Face à l’augmentation des dépenses dans les années 1950, les caisses nationales présentent plusieurs déficits. L’expression « trou de la Sécu » n’est pas encore employée, car le déficit n’est pas perçu comme un problème à résoudre. Des critiques de la Sécurité sociale sont cependant déjà en germe. Celles-ci viennent surtout du monde agricole ou des professions libérales, qui critiquent le modèle salarial construit par la Sécurité sociale. Pour sa part, l’État reproche à la Sécurité sociale sa mauvaise gestion et le manque de responsabilité des partenaires sociaux. L’économiste Nicolas Da Silva, auteur de La Bataille de la Sécu. Une histoire du système de santé (La Fabrique Éditions, 2022), explique qu’une Sécurité sociale gérée par celles et ceux qui en sont les bénéficiaires génèrent des soupçons : « Dans un débat de 1949 à l’Assemblée nationale, on voit déjà une matrice des critiques de la Sécurité sociale, étrangement contemporaines. […] Des députés disent qu’on ne peut pas la laisser perdurer, non seulement parce qu’elle coûte très cher, mais aussi parce qu’elle laisse proférer les abus, qu’elle favorise l’absentéisme, qu’elle baisse la productivité dans les entreprises… »

En 1967, les ordonnances Jeanneney transforment le visage de la Sécurité sociale. Elles mettent en place trois caisses nationales autonomes : maladie, vieillesse et famille. Elles marquent surtout une première pression de l’État sur la Sécurité sociale, jusque-là gérée par les représentants du monde du travail.
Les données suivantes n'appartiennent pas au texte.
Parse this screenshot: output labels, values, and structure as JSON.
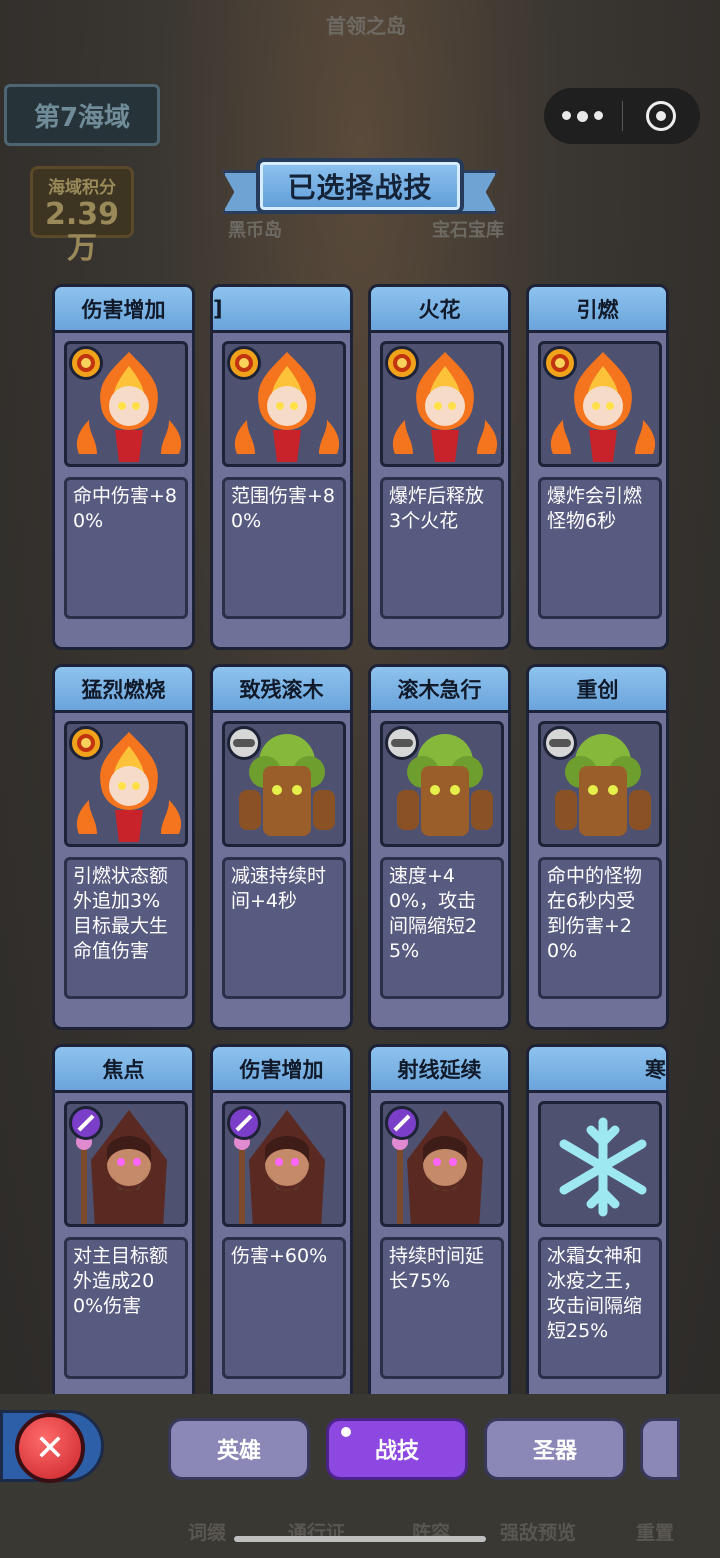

À partir de 1973, la croissance ralentit fortement au lendemain du premier choc pétrolier. Le déficit de la Sécurité sociale se creuse et bascule très vite dans le champ des problèmes politiques. Pour freiner le déficit, l’augmentation des cotisations sociales n’est plus présentée comme une solution. En 1976, le Premier ministre Raymond Barre est le premier à dire que le déficit pose problème. Selon lui, il faut se centrer sur une politique de l’offre et non plus de demande pour boucher le « trou de la Sécu ». À partir de là, les plans de financement vont se mettre en place tous les ans.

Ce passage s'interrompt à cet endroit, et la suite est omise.